React 12 May 2021 - Neutral to +ve 
  • Deferred consideration on the Fidelis acquistion will be payable (performed well and some very good growth rates there).
  • Deferred consideration payments can be funded from existing cash / cash generated from Fidelis.
  • Think there is a lot to like but am already breaking rules on min M/Cap requirement and given that don't want it to become a large position. 

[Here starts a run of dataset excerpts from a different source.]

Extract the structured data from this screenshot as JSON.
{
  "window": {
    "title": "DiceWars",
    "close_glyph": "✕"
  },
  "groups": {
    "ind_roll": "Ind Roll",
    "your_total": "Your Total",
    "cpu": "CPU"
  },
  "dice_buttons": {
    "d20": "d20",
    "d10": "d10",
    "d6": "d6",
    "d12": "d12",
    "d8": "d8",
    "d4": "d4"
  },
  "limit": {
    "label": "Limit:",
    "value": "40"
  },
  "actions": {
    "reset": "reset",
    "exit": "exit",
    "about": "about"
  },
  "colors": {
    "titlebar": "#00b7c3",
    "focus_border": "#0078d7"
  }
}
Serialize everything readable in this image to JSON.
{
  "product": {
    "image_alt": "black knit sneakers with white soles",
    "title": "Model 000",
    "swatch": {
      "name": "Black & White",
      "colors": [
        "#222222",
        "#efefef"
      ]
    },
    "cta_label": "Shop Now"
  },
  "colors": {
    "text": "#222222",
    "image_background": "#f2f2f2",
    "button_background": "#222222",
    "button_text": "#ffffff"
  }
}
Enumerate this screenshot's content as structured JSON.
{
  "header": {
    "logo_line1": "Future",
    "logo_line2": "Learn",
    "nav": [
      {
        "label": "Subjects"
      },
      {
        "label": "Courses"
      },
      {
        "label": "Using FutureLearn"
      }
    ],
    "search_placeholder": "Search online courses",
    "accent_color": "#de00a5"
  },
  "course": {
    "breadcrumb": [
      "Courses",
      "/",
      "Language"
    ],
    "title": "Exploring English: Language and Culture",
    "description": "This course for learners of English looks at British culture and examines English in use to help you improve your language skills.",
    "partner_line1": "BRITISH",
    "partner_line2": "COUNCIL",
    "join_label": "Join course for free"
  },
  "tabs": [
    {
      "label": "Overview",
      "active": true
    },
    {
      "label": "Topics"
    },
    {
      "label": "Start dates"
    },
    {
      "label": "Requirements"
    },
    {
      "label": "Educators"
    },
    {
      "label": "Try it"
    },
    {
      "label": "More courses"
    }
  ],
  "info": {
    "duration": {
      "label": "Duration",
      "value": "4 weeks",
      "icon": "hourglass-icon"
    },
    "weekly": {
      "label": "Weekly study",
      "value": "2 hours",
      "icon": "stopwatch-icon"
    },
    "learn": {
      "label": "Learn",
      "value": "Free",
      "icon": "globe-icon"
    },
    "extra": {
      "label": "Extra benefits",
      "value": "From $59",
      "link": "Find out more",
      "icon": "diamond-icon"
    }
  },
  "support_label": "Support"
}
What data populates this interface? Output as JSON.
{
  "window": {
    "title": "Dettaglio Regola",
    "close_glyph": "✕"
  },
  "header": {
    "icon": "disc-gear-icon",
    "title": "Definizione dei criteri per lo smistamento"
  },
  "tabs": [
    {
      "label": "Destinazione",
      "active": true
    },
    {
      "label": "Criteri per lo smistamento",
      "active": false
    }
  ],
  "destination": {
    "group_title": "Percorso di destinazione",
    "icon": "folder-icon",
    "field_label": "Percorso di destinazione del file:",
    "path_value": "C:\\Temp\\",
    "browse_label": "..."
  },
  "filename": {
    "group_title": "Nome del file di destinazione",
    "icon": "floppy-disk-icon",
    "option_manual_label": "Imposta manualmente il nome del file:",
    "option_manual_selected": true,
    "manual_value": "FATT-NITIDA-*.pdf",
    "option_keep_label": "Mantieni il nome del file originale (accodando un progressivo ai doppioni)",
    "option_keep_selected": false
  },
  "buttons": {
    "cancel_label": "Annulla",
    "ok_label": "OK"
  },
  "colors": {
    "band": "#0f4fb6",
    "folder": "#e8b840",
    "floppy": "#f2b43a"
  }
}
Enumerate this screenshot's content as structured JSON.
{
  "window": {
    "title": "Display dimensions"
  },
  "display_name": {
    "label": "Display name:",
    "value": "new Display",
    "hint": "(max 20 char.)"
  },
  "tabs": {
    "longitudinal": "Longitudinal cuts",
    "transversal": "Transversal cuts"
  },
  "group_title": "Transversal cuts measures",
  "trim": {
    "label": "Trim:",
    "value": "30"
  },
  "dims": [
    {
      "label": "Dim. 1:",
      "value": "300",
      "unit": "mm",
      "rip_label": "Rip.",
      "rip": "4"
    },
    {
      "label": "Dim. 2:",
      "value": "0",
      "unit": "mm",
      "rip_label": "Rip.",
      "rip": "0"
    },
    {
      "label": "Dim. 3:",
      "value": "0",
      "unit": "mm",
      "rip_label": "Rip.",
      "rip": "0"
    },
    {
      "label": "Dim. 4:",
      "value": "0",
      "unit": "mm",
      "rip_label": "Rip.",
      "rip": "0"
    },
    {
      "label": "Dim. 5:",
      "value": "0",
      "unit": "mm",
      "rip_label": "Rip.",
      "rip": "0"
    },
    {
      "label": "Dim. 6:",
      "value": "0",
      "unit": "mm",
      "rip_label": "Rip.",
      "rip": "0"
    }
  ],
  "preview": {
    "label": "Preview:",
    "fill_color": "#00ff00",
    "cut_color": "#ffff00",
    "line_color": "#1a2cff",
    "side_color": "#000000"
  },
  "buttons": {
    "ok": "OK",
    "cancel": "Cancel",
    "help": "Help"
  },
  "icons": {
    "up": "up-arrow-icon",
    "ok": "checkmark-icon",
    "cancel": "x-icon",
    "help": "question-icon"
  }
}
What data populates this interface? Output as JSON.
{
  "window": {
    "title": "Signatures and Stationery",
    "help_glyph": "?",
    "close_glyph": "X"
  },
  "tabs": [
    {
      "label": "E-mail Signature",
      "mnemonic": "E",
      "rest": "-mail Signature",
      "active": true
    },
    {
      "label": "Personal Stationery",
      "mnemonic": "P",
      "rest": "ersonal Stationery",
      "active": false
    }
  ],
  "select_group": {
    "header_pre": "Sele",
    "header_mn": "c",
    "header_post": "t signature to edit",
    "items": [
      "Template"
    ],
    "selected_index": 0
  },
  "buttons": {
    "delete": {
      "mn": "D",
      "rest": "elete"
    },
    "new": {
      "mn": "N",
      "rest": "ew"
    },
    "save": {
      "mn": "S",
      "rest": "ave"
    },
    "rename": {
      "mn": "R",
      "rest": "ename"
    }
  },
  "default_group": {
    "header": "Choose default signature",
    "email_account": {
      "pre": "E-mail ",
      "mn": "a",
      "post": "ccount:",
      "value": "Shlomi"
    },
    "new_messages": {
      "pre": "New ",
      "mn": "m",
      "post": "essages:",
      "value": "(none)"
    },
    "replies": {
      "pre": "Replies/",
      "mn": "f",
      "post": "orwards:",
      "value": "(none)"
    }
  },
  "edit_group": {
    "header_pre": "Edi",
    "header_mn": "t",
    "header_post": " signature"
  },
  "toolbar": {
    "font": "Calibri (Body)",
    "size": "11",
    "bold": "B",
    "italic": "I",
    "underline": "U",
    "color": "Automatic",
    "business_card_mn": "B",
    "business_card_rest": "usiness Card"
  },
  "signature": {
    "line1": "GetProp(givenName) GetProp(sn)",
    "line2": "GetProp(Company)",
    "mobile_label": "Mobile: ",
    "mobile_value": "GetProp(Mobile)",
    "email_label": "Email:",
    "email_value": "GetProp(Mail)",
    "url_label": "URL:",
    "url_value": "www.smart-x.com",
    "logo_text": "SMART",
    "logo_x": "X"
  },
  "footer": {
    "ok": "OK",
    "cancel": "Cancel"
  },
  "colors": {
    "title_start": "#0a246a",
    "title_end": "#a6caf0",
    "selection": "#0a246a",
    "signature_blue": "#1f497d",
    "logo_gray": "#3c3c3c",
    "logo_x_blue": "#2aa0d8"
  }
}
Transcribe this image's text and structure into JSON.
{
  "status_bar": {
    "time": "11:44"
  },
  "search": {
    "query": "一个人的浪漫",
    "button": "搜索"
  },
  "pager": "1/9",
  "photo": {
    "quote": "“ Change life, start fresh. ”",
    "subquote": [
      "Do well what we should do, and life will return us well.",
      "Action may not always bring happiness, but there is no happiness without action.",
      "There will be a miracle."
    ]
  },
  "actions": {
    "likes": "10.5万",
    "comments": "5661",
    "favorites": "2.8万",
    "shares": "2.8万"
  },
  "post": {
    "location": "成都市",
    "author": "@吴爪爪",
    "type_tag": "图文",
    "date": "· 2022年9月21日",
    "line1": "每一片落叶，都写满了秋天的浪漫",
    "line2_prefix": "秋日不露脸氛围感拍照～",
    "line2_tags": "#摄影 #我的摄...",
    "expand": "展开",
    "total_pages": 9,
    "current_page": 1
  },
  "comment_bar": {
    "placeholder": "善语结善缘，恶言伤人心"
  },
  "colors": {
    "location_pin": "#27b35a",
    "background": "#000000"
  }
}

  • Indeed rally in short time & director sale (but small in grand scheme) is making me a little comfortable, although if it keeps going, it will start meeting minimum M/Cap requirements!

  • Market did not like this update (in line with expectations), but think people had very high hopes going into this.
  • Want to see the sequential Half on Half growth in the results (they need bigger beats to guide ahead now) and how that is progressing.
  • Expect margins might be hurt by investment / staff costs in current year as well, potentially meaning that revenue does beat but depresses earnings.
  • I think this is still looking reasonably attractive on valuation assuming 2021 is not a one off.